I was wondering what was going on! No problem though lol.

The laptop is supposed to have a GTX 1650 GPU in it

That shows the nvidia GPU, so now please post the output of dnf list installed '*nvidia*' to verify what is installed, as well as mokutil --sb-state

[hal@localhost-live ~]$ dnf list installed '*nvidia*'
Installed Packages
akmod-nvidia.x86_64                       3:530.41.03-1.fc38 @rpmfusion-nonfree-nvidia-driver
kmod-nvidia-6.2.15-300.fc38.x86_64.x86_64 3:530.41.03-1.fc38 @@commandline      
nvidia-gpu-firmware.noarch                20230515-150.fc38  @updates           
nvidia-settings.x86_64                    3:530.41.03-1.fc38 @rpmfusion-nonfree-nvidia-driver
xorg-x11-drv-nvidia.x86_64                3:530.41.03-1.fc38 @rpmfusion-nonfree-nvidia-driver
xorg-x11-drv-nvidia-cuda-libs.x86_64      3:530.41.03-1.fc38 @rpmfusion-nonfree-nvidia-driver
xorg-x11-drv-nvidia-kmodsrc.x86_64        3:530.41.03-1.fc38 @rpmfusion-nonfree-nvidia-driver
xorg-x11-drv-nvidia-libs.x86_64           3:530.41.03-1.fc38 @rpmfusion-nonfree-nvidia-driver
xorg-x11-drv-nvidia-power.x86_64          3:530.41.03-1.fc38 @rpmfusion-nonfree-nvidia-driver
[hal@localhost-live ~]$ mokutil --sb-state
SecureBoot enabled

This is probably the issue.
By default the nvidia module is not signed, so when secure boot is enabled the drivers cannot be loaded.

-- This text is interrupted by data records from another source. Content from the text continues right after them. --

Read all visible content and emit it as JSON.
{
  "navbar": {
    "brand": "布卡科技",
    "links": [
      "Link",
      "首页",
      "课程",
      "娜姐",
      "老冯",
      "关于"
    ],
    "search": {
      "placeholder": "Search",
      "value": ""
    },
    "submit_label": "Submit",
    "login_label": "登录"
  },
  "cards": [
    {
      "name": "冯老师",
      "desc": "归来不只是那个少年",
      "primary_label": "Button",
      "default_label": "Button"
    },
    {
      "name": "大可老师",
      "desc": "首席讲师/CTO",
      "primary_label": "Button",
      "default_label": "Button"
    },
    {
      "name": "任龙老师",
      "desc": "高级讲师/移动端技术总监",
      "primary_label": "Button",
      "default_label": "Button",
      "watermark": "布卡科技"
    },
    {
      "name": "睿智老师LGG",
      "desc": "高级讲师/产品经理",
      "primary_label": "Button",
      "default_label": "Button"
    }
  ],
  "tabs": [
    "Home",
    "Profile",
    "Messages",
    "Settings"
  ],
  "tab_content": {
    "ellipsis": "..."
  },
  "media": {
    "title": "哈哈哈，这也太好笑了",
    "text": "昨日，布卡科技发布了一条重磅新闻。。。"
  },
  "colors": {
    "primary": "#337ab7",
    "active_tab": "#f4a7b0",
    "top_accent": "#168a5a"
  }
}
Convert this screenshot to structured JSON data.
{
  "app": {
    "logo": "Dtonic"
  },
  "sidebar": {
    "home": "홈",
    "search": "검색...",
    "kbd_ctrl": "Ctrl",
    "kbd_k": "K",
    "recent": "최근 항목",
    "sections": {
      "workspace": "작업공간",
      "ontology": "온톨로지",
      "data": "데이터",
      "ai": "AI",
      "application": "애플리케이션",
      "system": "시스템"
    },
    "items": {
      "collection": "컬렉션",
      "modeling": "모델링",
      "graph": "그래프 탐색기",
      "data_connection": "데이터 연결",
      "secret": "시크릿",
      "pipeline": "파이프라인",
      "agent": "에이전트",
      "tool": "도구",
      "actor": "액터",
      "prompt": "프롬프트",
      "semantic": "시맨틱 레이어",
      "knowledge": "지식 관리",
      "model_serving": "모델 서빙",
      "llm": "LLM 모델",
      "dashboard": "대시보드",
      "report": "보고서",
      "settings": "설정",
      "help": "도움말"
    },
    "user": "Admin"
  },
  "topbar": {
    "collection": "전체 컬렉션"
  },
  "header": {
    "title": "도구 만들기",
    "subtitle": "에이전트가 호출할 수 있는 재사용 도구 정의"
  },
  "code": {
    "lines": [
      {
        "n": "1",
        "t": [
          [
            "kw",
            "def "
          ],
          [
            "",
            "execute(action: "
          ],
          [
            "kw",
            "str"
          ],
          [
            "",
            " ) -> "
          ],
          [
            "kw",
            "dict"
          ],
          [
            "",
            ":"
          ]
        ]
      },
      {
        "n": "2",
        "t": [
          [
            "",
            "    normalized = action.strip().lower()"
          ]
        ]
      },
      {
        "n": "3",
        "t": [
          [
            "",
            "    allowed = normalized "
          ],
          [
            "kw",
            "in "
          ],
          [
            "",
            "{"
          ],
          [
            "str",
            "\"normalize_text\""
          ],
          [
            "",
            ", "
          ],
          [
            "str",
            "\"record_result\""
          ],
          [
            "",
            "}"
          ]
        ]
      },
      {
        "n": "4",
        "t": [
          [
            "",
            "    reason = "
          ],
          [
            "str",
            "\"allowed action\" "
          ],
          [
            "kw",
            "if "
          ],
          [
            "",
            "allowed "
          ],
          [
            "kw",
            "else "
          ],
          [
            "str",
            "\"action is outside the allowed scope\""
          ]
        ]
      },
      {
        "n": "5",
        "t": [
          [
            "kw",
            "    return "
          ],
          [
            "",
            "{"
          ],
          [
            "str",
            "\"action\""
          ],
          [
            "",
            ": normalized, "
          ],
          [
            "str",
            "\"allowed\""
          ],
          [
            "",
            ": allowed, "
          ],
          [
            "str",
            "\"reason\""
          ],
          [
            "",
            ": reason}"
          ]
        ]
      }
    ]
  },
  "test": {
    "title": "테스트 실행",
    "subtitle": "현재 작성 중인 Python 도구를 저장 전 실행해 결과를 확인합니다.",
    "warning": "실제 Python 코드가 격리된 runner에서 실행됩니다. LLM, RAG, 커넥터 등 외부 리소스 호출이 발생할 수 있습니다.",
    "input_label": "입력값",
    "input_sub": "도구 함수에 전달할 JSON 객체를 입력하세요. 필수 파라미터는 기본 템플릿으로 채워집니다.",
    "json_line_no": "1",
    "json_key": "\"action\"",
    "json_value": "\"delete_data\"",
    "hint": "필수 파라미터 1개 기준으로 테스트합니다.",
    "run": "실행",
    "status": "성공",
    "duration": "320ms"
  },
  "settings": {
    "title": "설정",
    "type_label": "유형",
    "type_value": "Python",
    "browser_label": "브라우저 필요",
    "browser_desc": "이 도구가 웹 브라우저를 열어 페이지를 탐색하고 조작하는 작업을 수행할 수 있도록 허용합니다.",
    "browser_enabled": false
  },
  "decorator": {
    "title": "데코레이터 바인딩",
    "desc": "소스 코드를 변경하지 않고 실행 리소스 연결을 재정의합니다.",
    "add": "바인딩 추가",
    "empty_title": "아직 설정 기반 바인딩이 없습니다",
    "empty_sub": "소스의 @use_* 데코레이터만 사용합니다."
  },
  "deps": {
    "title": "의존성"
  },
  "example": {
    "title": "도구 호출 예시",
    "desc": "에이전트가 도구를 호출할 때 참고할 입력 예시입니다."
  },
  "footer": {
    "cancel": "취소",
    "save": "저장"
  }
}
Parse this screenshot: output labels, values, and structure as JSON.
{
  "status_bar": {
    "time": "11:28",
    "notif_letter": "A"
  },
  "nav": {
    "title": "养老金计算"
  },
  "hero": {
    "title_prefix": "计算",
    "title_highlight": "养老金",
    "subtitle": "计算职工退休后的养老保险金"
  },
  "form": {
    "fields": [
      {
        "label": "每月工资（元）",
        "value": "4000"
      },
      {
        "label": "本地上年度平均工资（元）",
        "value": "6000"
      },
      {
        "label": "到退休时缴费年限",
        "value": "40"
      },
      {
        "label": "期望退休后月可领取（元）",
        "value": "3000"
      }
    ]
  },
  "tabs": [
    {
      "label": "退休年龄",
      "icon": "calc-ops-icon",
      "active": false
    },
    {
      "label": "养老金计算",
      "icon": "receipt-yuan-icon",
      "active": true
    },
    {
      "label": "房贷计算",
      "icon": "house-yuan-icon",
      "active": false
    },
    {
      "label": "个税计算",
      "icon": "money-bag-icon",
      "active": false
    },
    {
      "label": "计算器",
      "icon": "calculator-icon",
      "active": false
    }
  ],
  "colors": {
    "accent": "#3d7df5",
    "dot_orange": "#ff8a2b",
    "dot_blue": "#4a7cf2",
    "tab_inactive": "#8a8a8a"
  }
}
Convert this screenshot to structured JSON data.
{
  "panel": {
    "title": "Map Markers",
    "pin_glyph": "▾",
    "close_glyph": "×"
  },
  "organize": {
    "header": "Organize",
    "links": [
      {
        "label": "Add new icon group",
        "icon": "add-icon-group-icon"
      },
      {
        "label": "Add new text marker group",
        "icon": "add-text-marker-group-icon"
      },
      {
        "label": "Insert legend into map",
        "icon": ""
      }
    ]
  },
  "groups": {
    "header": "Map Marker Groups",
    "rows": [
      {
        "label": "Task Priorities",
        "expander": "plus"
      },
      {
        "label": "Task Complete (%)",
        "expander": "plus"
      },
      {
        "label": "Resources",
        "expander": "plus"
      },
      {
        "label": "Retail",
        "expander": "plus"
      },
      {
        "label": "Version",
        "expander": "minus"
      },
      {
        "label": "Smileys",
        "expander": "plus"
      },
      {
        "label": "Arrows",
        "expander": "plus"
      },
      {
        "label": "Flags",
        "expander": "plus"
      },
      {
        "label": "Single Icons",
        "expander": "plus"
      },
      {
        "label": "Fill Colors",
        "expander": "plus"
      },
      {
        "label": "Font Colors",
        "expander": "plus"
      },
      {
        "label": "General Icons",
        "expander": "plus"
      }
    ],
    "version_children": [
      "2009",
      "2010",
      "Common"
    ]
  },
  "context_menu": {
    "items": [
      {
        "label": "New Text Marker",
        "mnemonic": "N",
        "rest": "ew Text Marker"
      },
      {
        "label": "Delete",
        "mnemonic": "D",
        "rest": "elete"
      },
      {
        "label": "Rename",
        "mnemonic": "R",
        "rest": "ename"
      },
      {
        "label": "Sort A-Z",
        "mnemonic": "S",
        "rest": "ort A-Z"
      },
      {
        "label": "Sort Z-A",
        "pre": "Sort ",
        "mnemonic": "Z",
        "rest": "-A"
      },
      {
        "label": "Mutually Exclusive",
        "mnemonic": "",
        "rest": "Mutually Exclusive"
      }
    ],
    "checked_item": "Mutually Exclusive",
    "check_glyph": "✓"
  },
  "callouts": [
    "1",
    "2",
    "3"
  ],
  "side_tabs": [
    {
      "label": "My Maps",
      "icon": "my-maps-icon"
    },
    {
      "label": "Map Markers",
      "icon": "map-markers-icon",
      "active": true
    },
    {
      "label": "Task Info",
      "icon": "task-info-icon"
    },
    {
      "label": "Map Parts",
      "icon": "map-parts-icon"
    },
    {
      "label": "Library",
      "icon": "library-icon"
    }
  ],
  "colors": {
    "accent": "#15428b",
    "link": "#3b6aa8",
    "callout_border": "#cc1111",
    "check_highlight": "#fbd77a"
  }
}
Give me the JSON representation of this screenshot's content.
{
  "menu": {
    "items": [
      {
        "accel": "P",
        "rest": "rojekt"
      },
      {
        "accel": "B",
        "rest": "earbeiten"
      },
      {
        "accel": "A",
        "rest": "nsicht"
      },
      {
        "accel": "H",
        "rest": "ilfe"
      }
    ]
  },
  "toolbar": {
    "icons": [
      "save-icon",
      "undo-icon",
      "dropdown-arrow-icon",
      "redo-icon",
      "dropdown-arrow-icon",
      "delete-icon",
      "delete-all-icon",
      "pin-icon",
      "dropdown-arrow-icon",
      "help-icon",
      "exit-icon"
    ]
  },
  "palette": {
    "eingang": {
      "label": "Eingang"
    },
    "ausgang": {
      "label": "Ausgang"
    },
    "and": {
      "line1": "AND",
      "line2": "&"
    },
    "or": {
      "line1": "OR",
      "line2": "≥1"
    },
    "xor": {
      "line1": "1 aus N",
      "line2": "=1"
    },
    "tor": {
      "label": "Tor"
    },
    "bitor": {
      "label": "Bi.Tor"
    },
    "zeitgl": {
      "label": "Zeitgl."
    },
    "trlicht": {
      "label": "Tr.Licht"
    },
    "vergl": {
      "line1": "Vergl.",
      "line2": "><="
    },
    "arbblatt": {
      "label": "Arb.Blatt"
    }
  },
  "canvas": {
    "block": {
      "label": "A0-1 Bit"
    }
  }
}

Very easy to fix, in one of 2 ways.

  1. Disable secure boot in bios, which will allow the modules to load as-is

or

  1. sign the modules so they can be loaded with secure boot enabled.

The modules signing can be enabled by following the steps in the file
‘/usr/share/doc/akmods/README.secureboot’.
Before the reboot at the end of those steps one must remove the current modules and rebuild the modules as signed with the following
a. dnf remove kmod-nvidia-* to remove the unsigned modules
b. akmods --force to rebuild the module with the signature key created above.
c. Finallly reboot and enroll the key as per the final step in the README above.
Now when you reboot the modules should load properly with secure boot enabled.

1 Like

I got through all the steps, rebooted, and then there was supposed to be a MOK Management launched, but that did not happen. Confirmation of enrollment failed when I used the commands listed at the bottom of the README

Did bios show the blue screen for mok enrollment when you booted?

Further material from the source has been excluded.